First of all, some great novels just can’t be made into good movies. Some novels simply aren’t cinematic, and any possible movie made from them wouldn’t be any good. But, yes, of course some great novels make great movies (or at least very good movies). The question that any producer should ask himself when deciding to make a movie is not whether the source material is good. He should look at the script of the proposed movie and say, “Is this going to be a good movie?”
I think it’s also a poor argument to say that because something is a great novel and we wish to encourage a new generation to read it, we are therefore obligated to make a film of it. So are we saying that today’s generation is so tied to film that they are unable to read a book not associated with a film? If you extend this argument, we are obligated to eat the restaurant meal tied to the movie tied to the book, since that will encourage the reading of the book. A movie is a movie. A book is a book. A restaurant meal is a restaurant meal. They all succeed or fail on their own grounds.
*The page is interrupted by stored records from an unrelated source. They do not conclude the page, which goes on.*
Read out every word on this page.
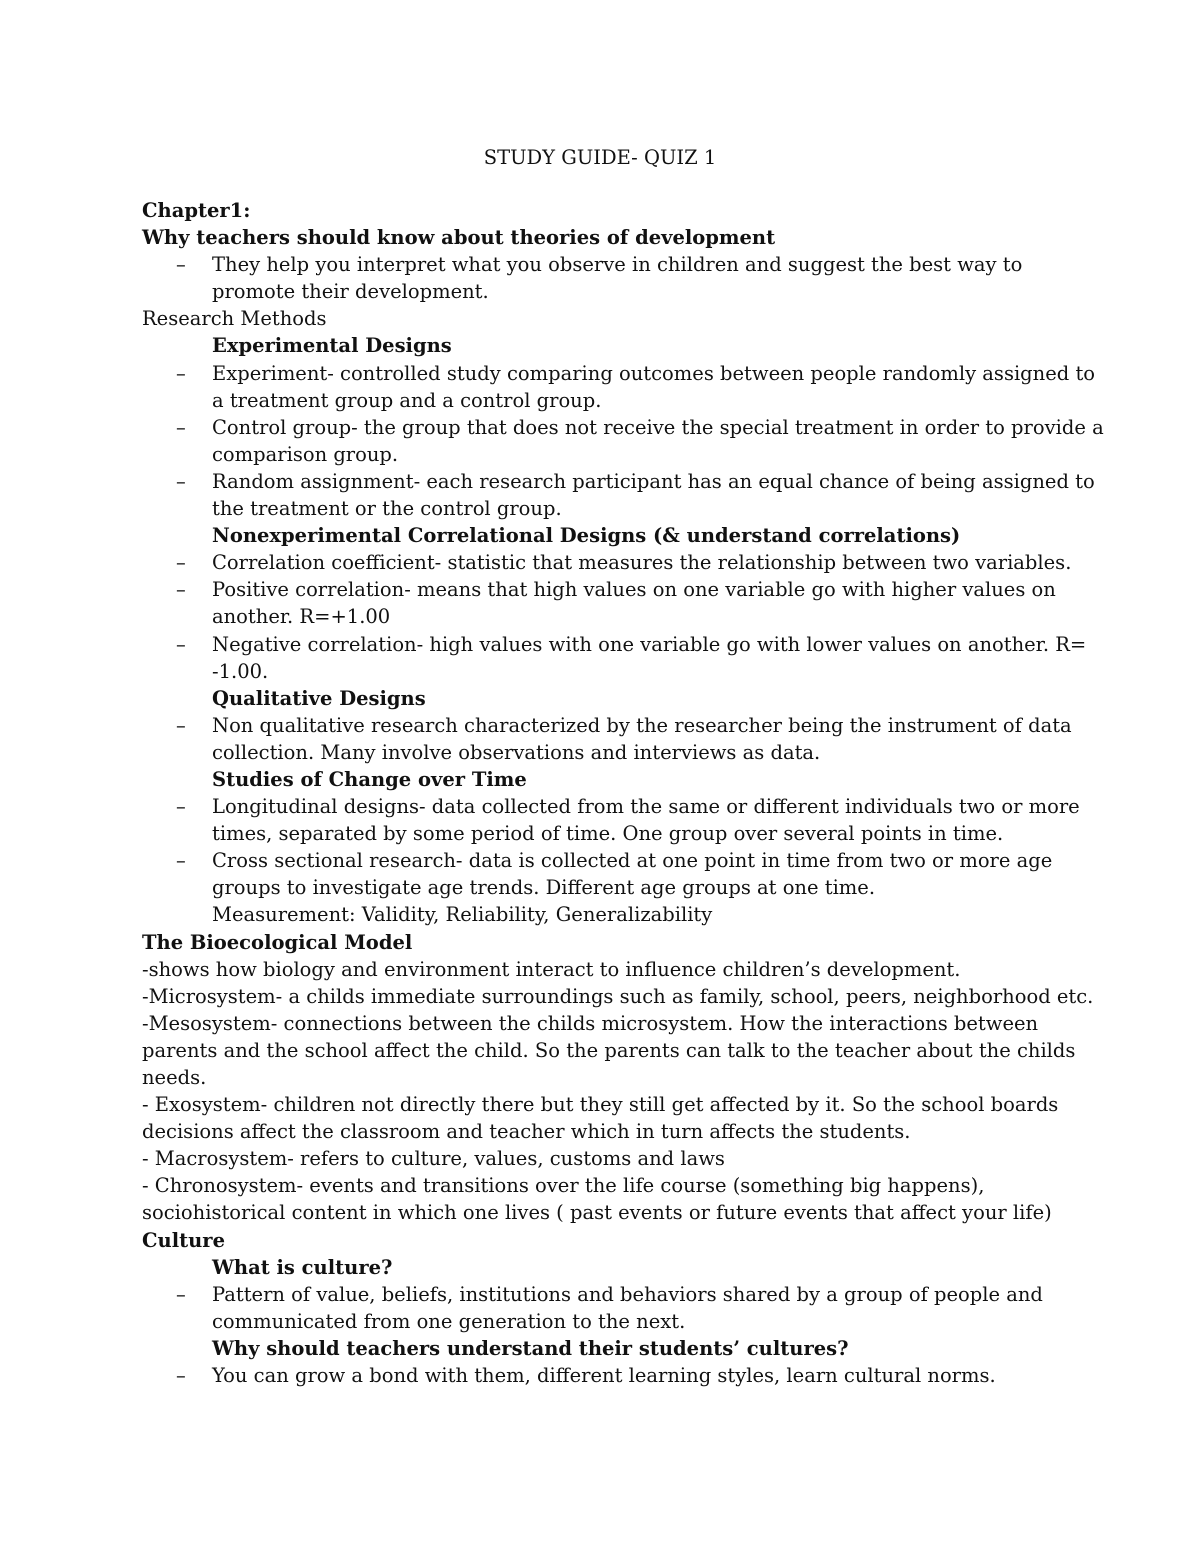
STUDY GUIDE- QUIZ 1
Chapter1:
Why teachers should know about theories of development
– They help you interpret what you observe in children and suggest the best way to
promote their development.
Research Methods
Experimental Designs
– Experiment- controlled study comparing outcomes between people randomly assigned to
a treatment group and a control group.
– Control group- the group that does not receive the special treatment in order to provide a
comparison group.
– Random assignment- each research participant has an equal chance of being assigned to
the treatment or the control group.
Nonexperimental Correlational Designs (& understand correlations)
– Correlation coefficient- statistic that measures the relationship between two variables.
– Positive correlation- means that high values on one variable go with higher values on
another. R=+1.00
– Negative correlation- high values with one variable go with lower values on another. R=
-1.00.
Qualitative Designs
– Non qualitative research characterized by the researcher being the instrument of data
collection. Many involve observations and interviews as data.
Studies of Change over Time
– Longitudinal designs- data collected from the same or different individuals two or more
times, separated by some period of time. One group over several points in time.
– Cross sectional research- data is collected at one point in time from two or more age
groups to investigate age trends. Different age groups at one time.
Measurement: Validity, Reliability, Generalizability
The Bioecological Model
-shows how biology and environment interact to influence children’s development.
-Microsystem- a childs immediate surroundings such as family, school, peers, neighborhood etc.
-Mesosystem- connections between the childs microsystem. How the interactions between
parents and the school affect the child. So the parents can talk to the teacher about the childs
needs.
- Exosystem- children not directly there but they still get affected by it. So the school boards
decisions affect the classroom and teacher which in turn affects the students.
- Macrosystem- refers to culture, values, customs and laws
- Chronosystem- events and transitions over the life course (something big happens),
sociohistorical content in which one lives ( past events or future events that affect your life)
Culture
What is culture?
– Pattern of value, beliefs, institutions and behaviors shared by a group of people and
communicated from one generation to the next.
Why should teachers understand their students’ cultures?
– You can grow a bond with them, different learning styles, learn cultural norms.
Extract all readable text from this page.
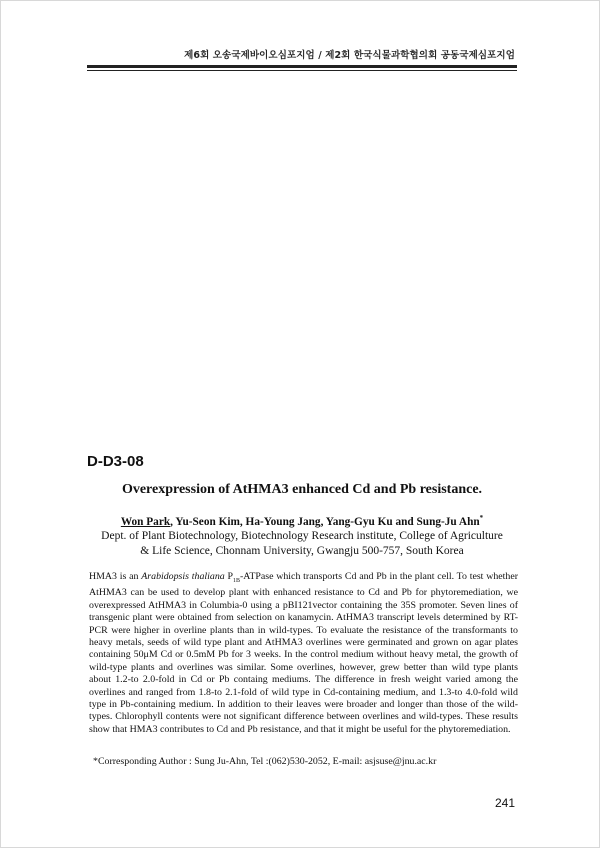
제6회 오송국제바이오심포지엄 / 제2회 한국식물과학협의회 공동국제심포지엄
D-D3-08
Overexpression of AtHMA3 enhanced Cd and Pb resistance.
Won Park, Yu-Seon Kim, Ha-Young Jang, Yang-Gyu Ku and Sung-Ju Ahn*
Dept. of Plant Biotechnology, Biotechnology Research institute, College of Agriculture
& Life Science, Chonnam University, Gwangju 500-757, South Korea
HMA3 is an Arabidopsis thaliana $P_{1B}$-ATPase which transports Cd and Pb in the plant cell. To test whether AtHMA3 can be used to develop plant with enhanced resistance to Cd and Pb for phytoremediation, we overexpressed AtHMA3 in Columbia-0 using a pBI121vector containing the 35S promoter. Seven lines of transgenic plant were obtained from selection on kanamycin. AtHMA3 transcript levels determined by RT-PCR were higher in overline plants than in wild-types. To evaluate the resistance of the transformants to heavy metals, seeds of wild type plant and AtHMA3 overlines were germinated and grown on agar plates containing 50μM Cd or 0.5mM Pb for 3 weeks. In the control medium without heavy metal, the growth of wild-type plants and overlines was similar. Some overlines, however, grew better than wild type plants about 1.2-to 2.0-fold in Cd or Pb containg mediums. The difference in fresh weight varied among the overlines and ranged from 1.8-to 2.1-fold of wild type in Cd-containing medium, and 1.3-to 4.0-fold wild type in Pb-containing medium. In addition to their leaves were broader and longer than those of the wild-types. Chlorophyll contents were not significant difference between overlines and wild-types. These results show that HMA3 contributes to Cd and Pb resistance, and that it might be useful for the phytoremediation.
*Corresponding Author : Sung Ju-Ahn, Tel :(062)530-2052, E-mail: asjsuse@jnu.ac.kr
241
Malchats, Lewis was never writing two of the novels at one time. He had the idea of the first novel, wrote it, and sold it. He then had the idea for the second novel, wrote it, and sold it. And so forth. The novels were written in the same order as they were published. The publishers did not change the order of the books. They simply published them as Lewis sent them the manuscripts. The publishers, as far as I can find out, didn’t have any opinion about the order of the books.
I think the argument that Lewis wanted the re-ordering of the series is very weak. At no point did Lewis ask the publishers that they re-order the books. The only real argument for the new order is that, in one letter to a young boy who said that he preferred to read The Magician’s Nephew first, Lewis said that that was a good idea and that he could read the series in chronological order rather than published order. But, as I said, there’s no evidence that Lewis ever asked the publishers to change the order. The change of the order mostly was caused by the desire of Douglas Gresham, Lewis’s stepson, who claims that Lewis once told him that he preferred the chronological order.
Incidentally, I know this information because I’ve read an immense amount of biographical and critical material about Lewis.